In the past 6 months, since the pandemic hit and I began working remotely, I've been working towards coming to terms with two things:
- The old boxes I organized my life into are gone, and that's okay.
- I need a few new boxes, and that's also okay.
I didn't realize how much I depended on splitting things out, of having transitions from one state to another, physical separation leading to mental separation. On the drive to work, I mentally prepared for the day's tasks; on the drive home, for the tumult of kids and evening activities.
Lunch with the team meant staying near the office, usually at the same Mexican place where 30 people could arrive unannounced and still get their meal in 10 minutes. I'd never go there with friends or family because it was a half-hour from my house. Work things happened at work; home things happened at home.
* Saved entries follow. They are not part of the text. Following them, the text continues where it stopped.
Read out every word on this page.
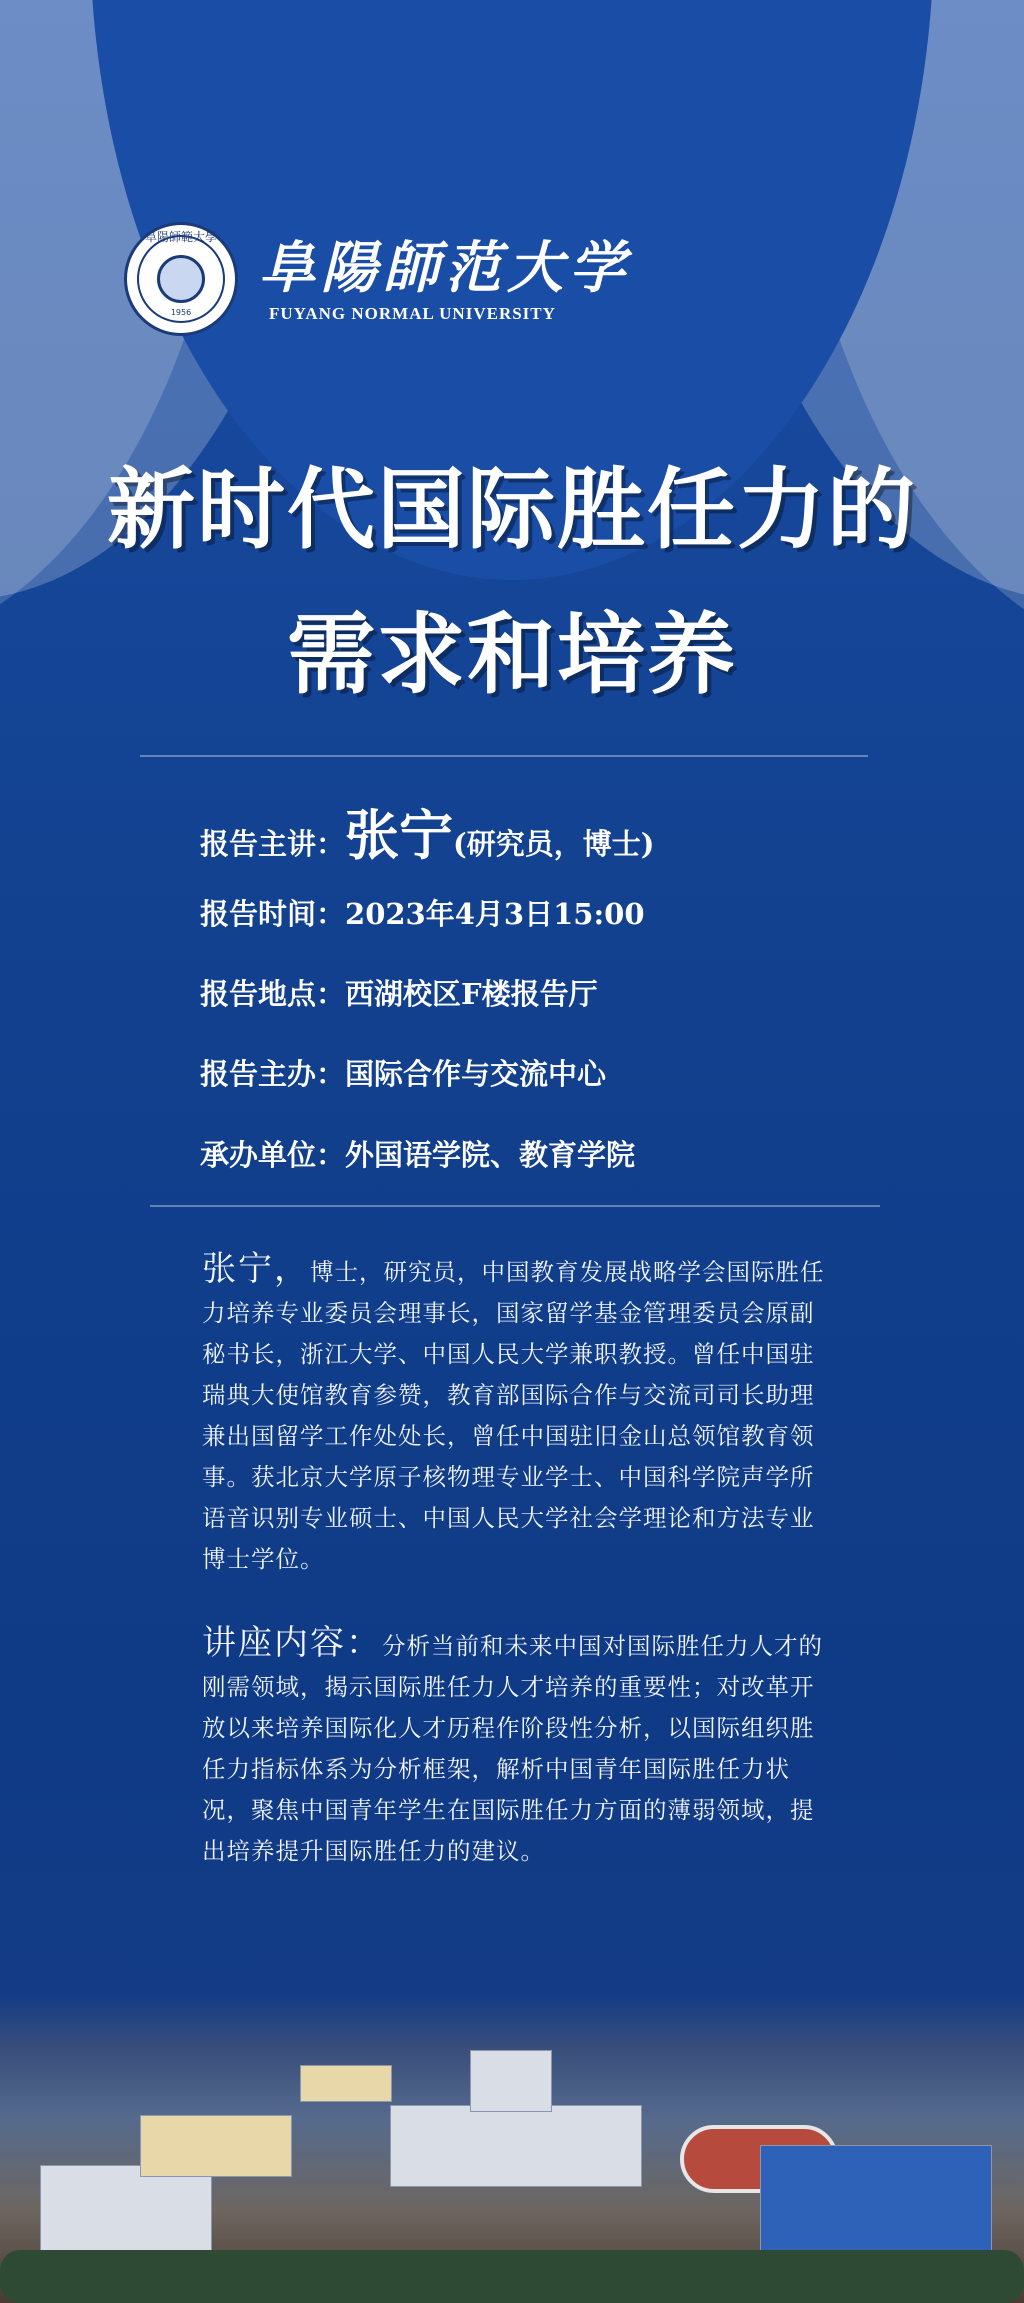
阜陽師範大學
1956
阜陽師范大学
FUYANG NORMAL UNIVERSITY
新时代国际胜任力的
需求和培养
报告主讲：张宁(研究员，博士)
报告时间：2023年4月3日15:00
报告地点：西湖校区F楼报告厅
报告主办：国际合作与交流中心
承办单位：外国语学院、教育学院
张宁，博士，研究员，中国教育发展战略学会国际胜任力培养专业委员会理事长，国家留学基金管理委员会原副秘书长，浙江大学、中国人民大学兼职教授。曾任中国驻瑞典大使馆教育参赞，教育部国际合作与交流司司长助理兼出国留学工作处处长，曾任中国驻旧金山总领馆教育领事。获北京大学原子核物理专业学士、中国科学院声学所语音识别专业硕士、中国人民大学社会学理论和方法专业博士学位。
讲座内容：分析当前和未来中国对国际胜任力人才的刚需领域，揭示国际胜任力人才培养的重要性；对改革开放以来培养国际化人才历程作阶段性分析，以国际组织胜任力指标体系为分析框架，解析中国青年国际胜任力状况，聚焦中国青年学生在国际胜任力方面的薄弱领域，提出培养提升国际胜任力的建议。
The office could be a cluttered mess at times, and the ice dispenser and coffee machine took turns breaking, but there were people for that. Nothing there was my responsibility, beyond the dev work I was being paid to do. When the kitchen sink was out of order, I didn't add it to the mental list of things I needed to fix. The office was the office; home was home.
Out with the old boxes
Nowadays the transition is a 30 second walk down the hallway, and team lunches are virtual, with kids wandering by in the background. When I get more coffee or grab a snack, there's a good chance of being stopped by someone who needs something unrelated to work, or sidelined by something that's broken. I'm often reminded that there are no other people to "handle" the office... aside from my awesome wife, who puts fresh coffee on and fixes my lunch alongside the kids. 😍
In the beginning, on those days when the absence of separation started to add up and there was nowhere else to go (they're still aren't many), when the "psychic weight" built up, I told myself it was only temporary. This wasn't remote work, it was just temporarily working remotely. Eventually I'd be returning to the office, and I'd unpack all my neat little boxes again.
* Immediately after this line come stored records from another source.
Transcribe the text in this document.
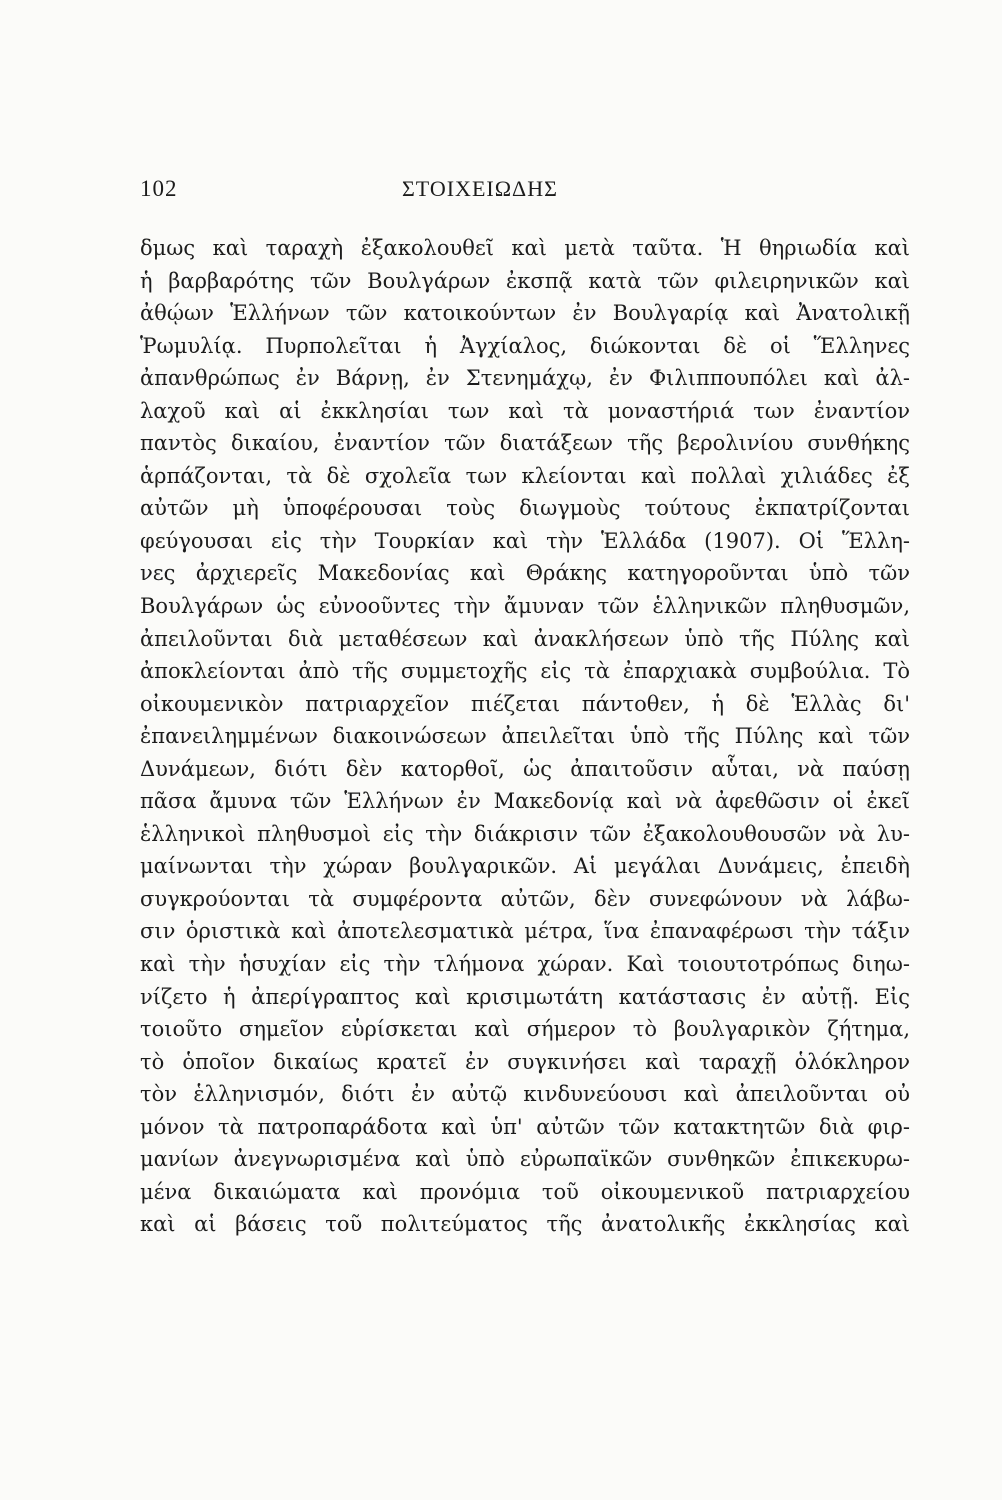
102	ΣΤΟΙΧΕΙΩΔΗΣ
δμως καὶ ταραχὴ ἐξακολουθεῖ καὶ μετὰ ταῦτα. Ἡ θηριωδία καὶ
ἡ βαρβαρότης τῶν Βουλγάρων ἐκσπᾷ κατὰ τῶν φιλειρηνικῶν καὶ
ἀθῴων Ἑλλήνων τῶν κατοικούντων ἐν Βουλγαρίᾳ καὶ Ἀνατολικῇ
Ῥωμυλίᾳ. Πυρπολεῖται ἡ Ἀγχίαλος, διώκονται δὲ οἱ Ἕλληνες
ἀπανθρώπως ἐν Βάρνῃ, ἐν Στενημάχῳ, ἐν Φιλιππουπόλει καὶ ἀλ-
λαχοῦ καὶ αἱ ἐκκλησίαι των καὶ τὰ μοναστήριά των ἐναντίον
παντὸς δικαίου, ἐναντίον τῶν διατάξεων τῆς βερολινίου συνθήκης
ἁρπάζονται, τὰ δὲ σχολεῖα των κλείονται καὶ πολλαὶ χιλιάδες ἐξ
αὐτῶν μὴ ὑποφέρουσαι τοὺς διωγμοὺς τούτους ἐκπατρίζονται
φεύγουσαι εἰς τὴν Τουρκίαν καὶ τὴν Ἑλλάδα (1907). Οἱ Ἕλλη-
νες ἀρχιερεῖς Μακεδονίας καὶ Θράκης κατηγοροῦνται ὑπὸ τῶν
Βουλγάρων ὡς εὐνοοῦντες τὴν ἄμυναν τῶν ἑλληνικῶν πληθυσμῶν,
ἀπειλοῦνται διὰ μεταθέσεων καὶ ἀνακλήσεων ὑπὸ τῆς Πύλης καὶ
ἀποκλείονται ἀπὸ τῆς συμμετοχῆς εἰς τὰ ἐπαρχιακὰ συμβούλια. Τὸ
οἰκουμενικὸν πατριαρχεῖον πιέζεται πάντοθεν, ἡ δὲ Ἑλλὰς δι'
ἐπανειλημμένων διακοινώσεων ἀπειλεῖται ὑπὸ τῆς Πύλης καὶ τῶν
Δυνάμεων, διότι δὲν κατορθοῖ, ὡς ἀπαιτοῦσιν αὗται, νὰ παύσῃ
πᾶσα ἄμυνα τῶν Ἑλλήνων ἐν Μακεδονίᾳ καὶ νὰ ἀφεθῶσιν οἱ ἐκεῖ
ἑλληνικοὶ πληθυσμοὶ εἰς τὴν διάκρισιν τῶν ἐξακολουθουσῶν νὰ λυ-
μαίνωνται τὴν χώραν βουλγαρικῶν. Αἱ μεγάλαι Δυνάμεις, ἐπειδὴ
συγκρούονται τὰ συμφέροντα αὐτῶν, δὲν συνεφώνουν νὰ λάβω-
σιν ὁριστικὰ καὶ ἀποτελεσματικὰ μέτρα, ἵνα ἐπαναφέρωσι τὴν τάξιν
καὶ τὴν ἡσυχίαν εἰς τὴν τλήμονα χώραν. Καὶ τοιουτοτρόπως διηω-
νίζετο ἡ ἀπερίγραπτος καὶ κρισιμωτάτη κατάστασις ἐν αὐτῇ. Εἰς
τοιοῦτο σημεῖον εὑρίσκεται καὶ σήμερον τὸ βουλγαρικὸν ζήτημα,
τὸ ὁποῖον δικαίως κρατεῖ ἐν συγκινήσει καὶ ταραχῇ ὁλόκληρον
τὸν ἑλληνισμόν, διότι ἐν αὐτῷ κινδυνεύουσι καὶ ἀπειλοῦνται οὐ
μόνον τὰ πατροπαράδοτα καὶ ὑπ' αὐτῶν τῶν κατακτητῶν διὰ φιρ-
μανίων ἀνεγνωρισμένα καὶ ὑπὸ εὐρωπαϊκῶν συνθηκῶν ἐπικεκυρω-
μένα δικαιώματα καὶ προνόμια τοῦ οἰκουμενικοῦ πατριαρχείου
καὶ αἱ βάσεις τοῦ πολιτεύματος τῆς ἀνατολικῆς ἐκκλησίας καὶ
Then came the announcement that since things were going so well, the company was moving to 100% remote. A couple months later, I still have moments of "oh yeah... I won't be going back to an office anytime soon". So yeah, looks like the old boxes are gone, the boundaries of home and work life blending together. I can lock my office door (and I do!), but I can't prevent the 3 yo from banging on it, or the 6 yo from slipping notes under it. LOL
In with the new boxes, such as they are
Some of my new boxes only have 2 or 3 sides, while others are completely gone, but that can actually be a good thing. My wife and I take walks almost daily at lunch, which gives us a half-hour to talk and vent, share ideas and sync schedules. It beats trying to do it when the kids are in bed at 9pm, when all we want to do is crash for the evening.
I get to do more with the kids too. When some birds made a nest in the house hanging off our porch, we could check in on them every day, and even got to see them fly the nest. And when everyone goes to the park at lunch for a little nature hike, I can join in and get some fresh air too. I get to see and be a part of things that weren't so easy before. When it comes to balancing home and work life, I get to be more flexible, leaving a little early or putting in a few extra hours as needed.
The office and house are one and the same now, but making this new reality work means being aware of what's going well and what isn't, what I can change and what I have to accept. Several months in, I was still thinking "this too shall pass", but now if something isn't working and I don't make moves to improve it, well.. it won't. Ever.
With that in mind, one thing anyone could benefit from in a situation like this is regular reflection. Every week or so, sitting down and celebrating what's going well and acknowledging what isn't, what should change and what shouldn't, and then coming up with concrete steps for making the good things better, and the bad things at least manageable.